War of Fay: The Eve of Battle

This book tells the story of a young sailor aboard a ship bound for Faydwer on the eve of the War of Fay, during Norrath’s Age of Turmoil.
The young Teir’Dal who wrote this wanted to preserve a record of the eve of a battle.
It seems the tale is not yet finished in this volume.
I hope to someday find the rest of it.

We have been preparing for this night for as long as I can remember.
When first I sought to join the Teir’Dal forces, I was told there were no openings for someone of my stature. You see, one of my legs is shorter than the other which makes me appear smaller than I am, I convinced the commander to allow me to join and now here we are: the eve of battle.

I will set this down for future generations, for while the invasion by the Teir’Dal will live on in history forever, the memories of this last night will surely fade.
Whatever happens when the sun rises, I am sure that we will be thinking of the future then and not living in this moment in time, when the possibilities are set before us.

Long has my unit trained in secret. Lest this fall into unfriendly hands, I will not name the place. The training was long and difficult, for not only did we need to learn the management of our new warships, we also needed to build our strength as the journey from Tunaria to Faydwer is not a short one.

Speed is to be our ally in this, so that the Dwarves, upon whose shores we will first land, will see the strength of our force and be overwhelmed.
The Feir’Dal will be simple to overcome, as they are simpleminded.
Once we have made landfall, there is nothing that will stop us.

The new ships are deadly.
They are low and lean, powered both by air and by the strength of our rowers.
When the winds are favorable, a large sail is hoisted and the Cantor will stand behind it and call up further winds with her songs.
Each ship has its own Cantor, to increase the advantage of the winds.

When the winds are still and the sea like glass, the oars are put into the water.
The galleys of the new ships can hold 50 ogres to the oars, In my ship, we have 30 ogres plus 20 of my unit.
Of course, my unit’s mission is simple and straight-forward; we are not pulling alongside the ogres. We are to conserve our strength to cover the ground swift as wolves, silent as the owl.

The Cantor is checking the winds now. She wears a robe of silver belted with a rope of pearls and rubies.
I do not know who she is. When she was assigned to our ship, I asked her name and in response received a look so sharp that her eyes burned into me like a venomous bite.
The sail, which fluttered in the slightest of breezes, is now filling and pulling at its lines.
We are underway.

The Cantor stops beside me.
“You want to know my name?” she asks softly. She is the only one who may walk when the ship is underway, but she pulls me to my feet nonetheless.
“Come with me,” she says, leading me to the deck at the stern.
The winds swirled around us as we stood side by side, the ship slicing through the black waters.
She leans toward me, and I thought she meant to kiss me.
Her lips barely touching my ear, she whispers, “My name is Death.”

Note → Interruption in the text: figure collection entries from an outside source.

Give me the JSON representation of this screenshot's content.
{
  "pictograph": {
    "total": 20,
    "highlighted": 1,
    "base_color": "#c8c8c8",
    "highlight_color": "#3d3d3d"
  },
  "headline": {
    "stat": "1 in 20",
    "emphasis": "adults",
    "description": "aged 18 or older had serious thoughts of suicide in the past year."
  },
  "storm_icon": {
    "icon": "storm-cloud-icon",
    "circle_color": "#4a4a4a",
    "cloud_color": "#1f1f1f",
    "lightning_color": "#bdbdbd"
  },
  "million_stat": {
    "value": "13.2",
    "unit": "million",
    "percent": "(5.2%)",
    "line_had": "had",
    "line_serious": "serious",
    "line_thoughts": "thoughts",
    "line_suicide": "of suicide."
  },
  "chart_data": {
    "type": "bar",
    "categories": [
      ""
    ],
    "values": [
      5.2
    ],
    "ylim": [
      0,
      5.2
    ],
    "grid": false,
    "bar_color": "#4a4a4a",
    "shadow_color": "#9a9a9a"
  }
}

Her breath is warm though the wind is billowing the sail is icy.
Laughing then, the Cantor pushes me away, her dark eyes glinting.
I did not stumble, for my training has made me able to navigate quite easily in the dark even upon the uncertain footing of a ship.
I could feel her eyes taking measure of me as I sit down to continue with my writing.
She is looking at me still, I can feel it.

The ships will reach the transport area very shortly. I hope to continue this once we have crossed to the other side.
We are making excellent time; the Cantors have done a good job.
I see the swirling mist ahead of us. It crosses the ship’s prow and coils along its length.
I turn to look over my shoulder; Death is watching me.